When to Use Several Suppliers for the Same Product

Dimitrios Matsoulis


The virtues of single, stable and trusted suppliers are well known in industry. It is theoretically the ideal scenario for every manufacturer, but is it always possible or does it always make technical and business sense? Of course not. The cases where two or more suppliers are used for the same product or families of similar products go beyond the exception scenario and many times represent the actively pursued norm. I should point out from the start that larger product volumes tend to increase the likelihood of having two or more suppliers for a single product or family of products. Below are some factors that will likely spark a strategy in support of having multiple suppliers.

Capacity Limitations

Large order quantities might be impossible for a single supplier to handle. No quality issues, no technical issues, just simple numbers. In this case, the power of at least two suppliers must be combined in order to guarantee enough incoming components or sub-assemblies. In many instances manufacturers grow at a much quicker pace than their suppliers, in which case on-boarding additional suppliers for the same product is a natural development. Massive worldwide new product launches are typical cases where multiple suppliers are brought in to satisfy high demand.

Special Projects

Some products commonly demand specialized components that might not be available from established suppliers. To satisfy special technical needs, additional (and usually smaller) suppliers are brought into the supply chain. A common example is car models with non-standard 4x4 drive-trains or premium performance. The special components are usually sourced by specialized design agencies that will also take care of manufacturing and supply logistics.
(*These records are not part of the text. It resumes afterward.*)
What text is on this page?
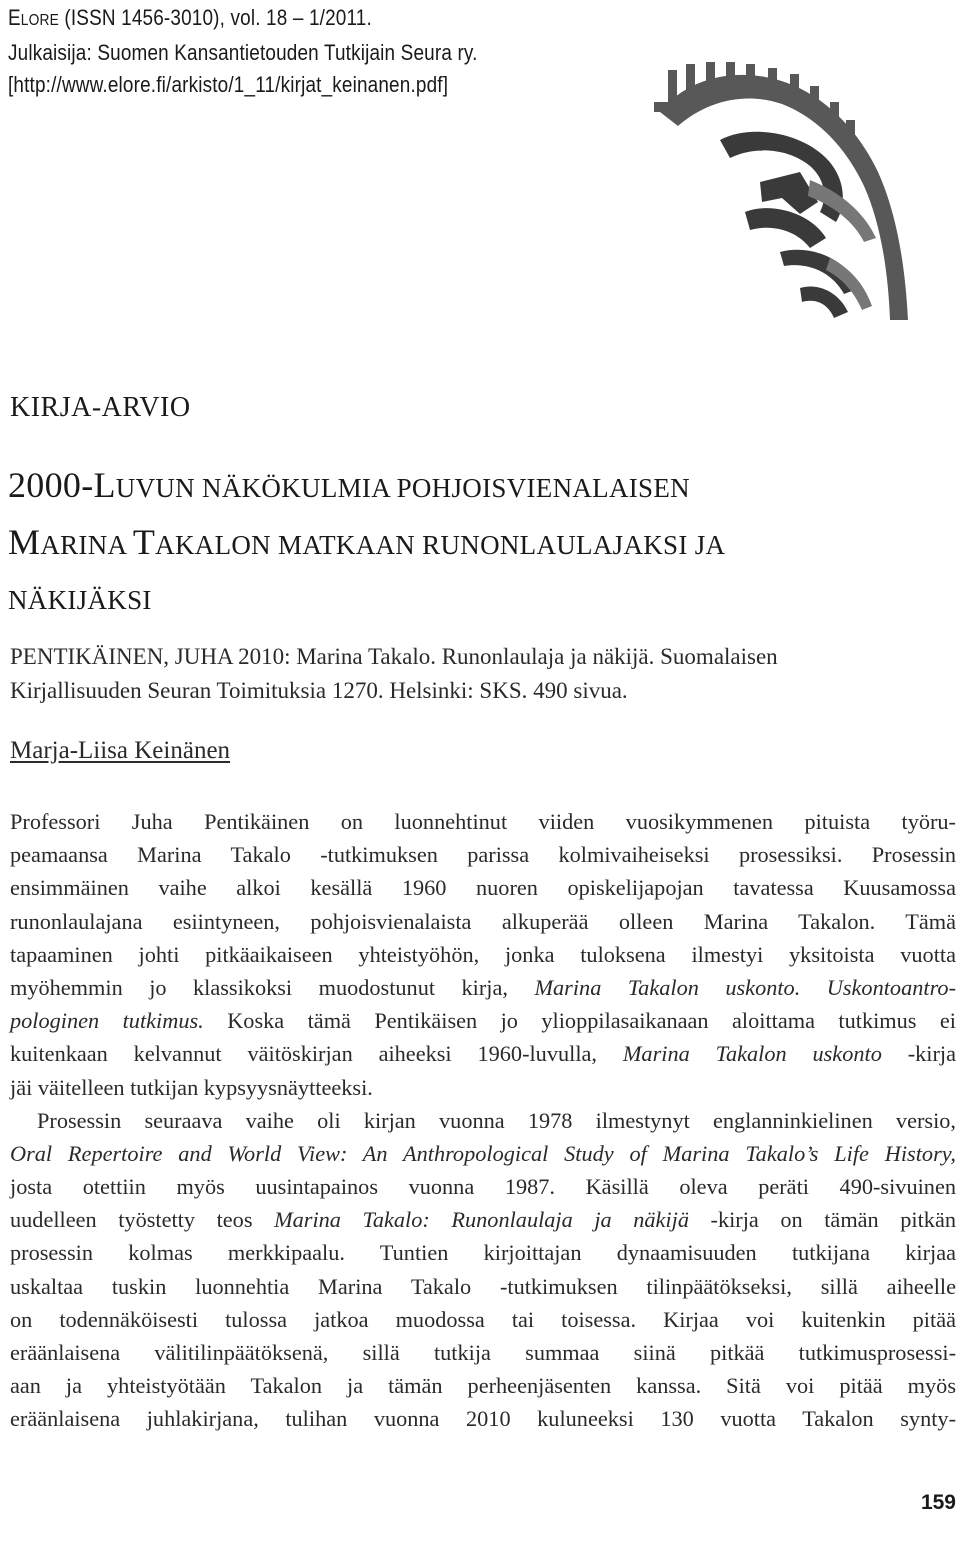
ELORE (ISSN 1456-3010), vol. 18 – 1/2011.
Julkaisija: Suomen Kansantietouden Tutkijain Seura ry.
[http://www.elore.fi/arkisto/1_11/kirjat_keinanen.pdf]
KIRJA-ARVIO
2000-LUVUN NÄKÖKULMIA POHJOISVIENALAISEN
MARINA TAKALON MATKAAN RUNONLAULAJAKSI JA
NÄKIJÄKSI
PENTIKÄINEN, JUHA 2010: Marina Takalo. Runonlaulaja ja näkijä. Suomalaisen
Kirjallisuuden Seuran Toimituksia 1270. Helsinki: SKS. 490 sivua.
Marja-Liisa Keinänen
Professori Juha Pentikäinen on luonnehtinut viiden vuosikymmenen pituista työru-
peamaansa Marina Takalo -tutkimuksen parissa kolmivaiheiseksi prosessiksi. Prosessin
ensimmäinen vaihe alkoi kesällä 1960 nuoren opiskelijapojan tavatessa Kuusamossa
runonlaulajana esiintyneen, pohjoisvienalaista alkuperää olleen Marina Takalon. Tämä
tapaaminen johti pitkäaikaiseen yhteistyöhön, jonka tuloksena ilmestyi yksitoista vuotta
myöhemmin jo klassikoksi muodostunut kirja, Marina Takalon uskonto. Uskontoantro-
pologinen tutkimus. Koska tämä Pentikäisen jo ylioppilasaikanaan aloittama tutkimus ei
kuitenkaan kelvannut väitöskirjan aiheeksi 1960-luvulla, Marina Takalon uskonto -kirja
jäi väitelleen tutkijan kypsyysnäytteeksi.
Prosessin seuraava vaihe oli kirjan vuonna 1978 ilmestynyt englanninkielinen versio,
Oral Repertoire and World View: An Anthropological Study of Marina Takalo’s Life History,
josta otettiin myös uusintapainos vuonna 1987. Käsillä oleva peräti 490-sivuinen
uudelleen työstetty teos Marina Takalo: Runonlaulaja ja näkijä -kirja on tämän pitkän
prosessin kolmas merkkipaalu. Tuntien kirjoittajan dynaamisuuden tutkijana kirjaa
uskaltaa tuskin luonnehtia Marina Takalo -tutkimuksen tilinpäätökseksi, sillä aiheelle
on todennäköisesti tulossa jatkoa muodossa tai toisessa. Kirjaa voi kuitenkin pitää
eräänlaisena välitilinpäätöksenä, sillä tutkija summaa siinä pitkää tutkimusprosessi-
aan ja yhteistyötään Takalon ja tämän perheenjäsenten kanssa. Sitä voi pitää myös
eräänlaisena juhlakirjana, tulihan vuonna 2010 kuluneeksi 130 vuotta Takalon synty-
159
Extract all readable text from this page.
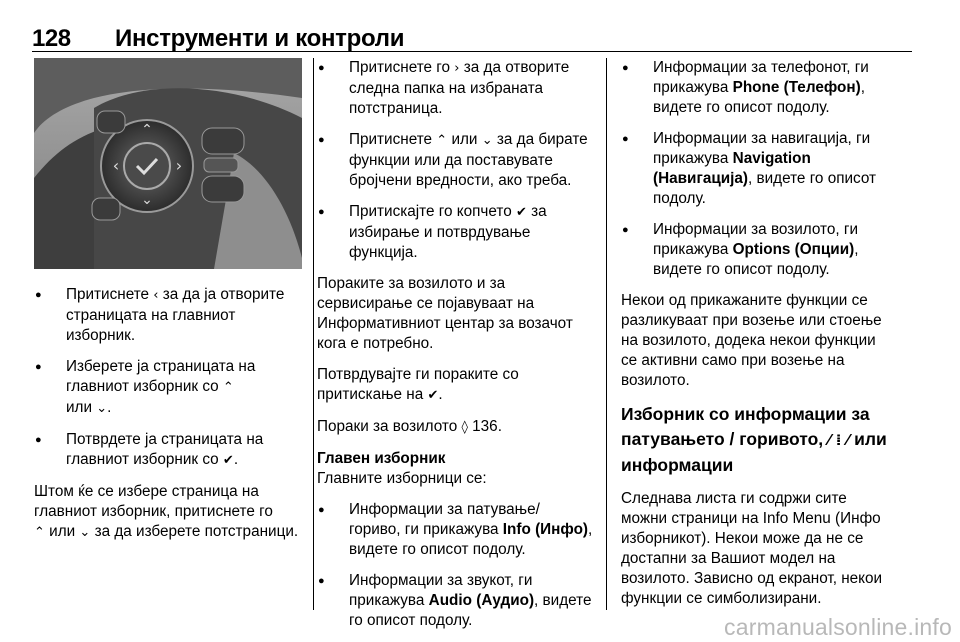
128 Инструменти и контроли
⌃
⌄
‹	›
● Притиснете ‹ за да ја отворите страницата на главниот изборник.
● Изберете ја страницата на главниот изборник со ⌃
или ⌄.
● Потврдете ја страницата на главниот изборник со ✔.
Штом ќе се избере страница на главниот изборник, притиснете го
⌃ или ⌄ за да изберете потстраници.
● Притиснете го › за да отворите следна папка на избраната потстраница.
● Притиснете ⌃ или ⌄ за да бирате функции или да поставувате бројчени вредности, ако треба.
● Притискајте го копчето ✔ за избирање и потврдување функција.
Пораките за возилото и за сервисирање се појавуваат на Информативниот центар за возачот кога е потребно.
Потврдувајте ги пораките со притискање на ✔.
Пораки за возилото ◊ 136.
Главен изборник
Главните изборници се:
● Информации за патување/ гориво, ги прикажува Info (Инфо), видете го описот подолу.
● Информации за звукот, ги прикажува Audio (Аудио), видете го описот подолу.
● Информации за телефонот, ги прикажува Phone (Телефон), видете го описот подолу.
● Информации за навигација, ги прикажува Navigation (Навигација), видете го описот подолу.
● Информации за возилото, ги прикажува Options (Опции), видете го описот подолу.
Некои од прикажаните функции се разликуваат при возење или стоење на возилото, додека некои функции се активни само при возење на возилото.
Изборник со информации за патувањето / горивото, ⁄ ⁞ ⁄ или информации
Следнава листа ги содржи сите можни страници на Info Menu (Инфо изборникот). Некои може да не се достапни за Вашиот модел на возилото. Зависно од екранот, некои функции се симболизирани.
carmanualsonline.info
Competition Between Suppliers

Using two or more suppliers for exactly the same component is a very common strategy for keeping the pressure at sky high levels for both quality and pricing. It can work wonders if used with a transparent purchasing strategy. However, this strategy always contains some risk of supplier alienation, especially when pricing is decoupled from quality and delivery reliability.

Switching Suppliers

As analyzed in a previous post, there are cases when changing suppliers becomes a necessity. In this kind of situation, jumping ship without hard data can be as equally risky as staying in the current and problematic supplier relationship. Choosing to use many suppliers on a trial or permanent basis is then a very beneficial strategy that keeps options open and has the potential to iron out persistent supplier issues.

Geographic Coverage & Trade Legislation

This is quite a common scenario for large volume multinationals. When transport costs and time spent in transport between continents are prohibitive, or when trade taxes inflate costs, it is pragmatic to split production and suppliers by continent, trade block or country. We do live in times where the production of new products is set up very fast and transport logistics are better than ever. In many cases however, sourcing locally and using several suppliers, this time by geography, is an unbeatable strategy.

The issue of supplier choice and numbers is always a very sensitive one. Whether decided on out of necessity or by active choice, retaining two or more suppliers for identical or similar products is generally considered as an act of "keeping more options open". Handled in exactly that way, it is a method that can lead to lower inventory, high quality standards and competitive pricing.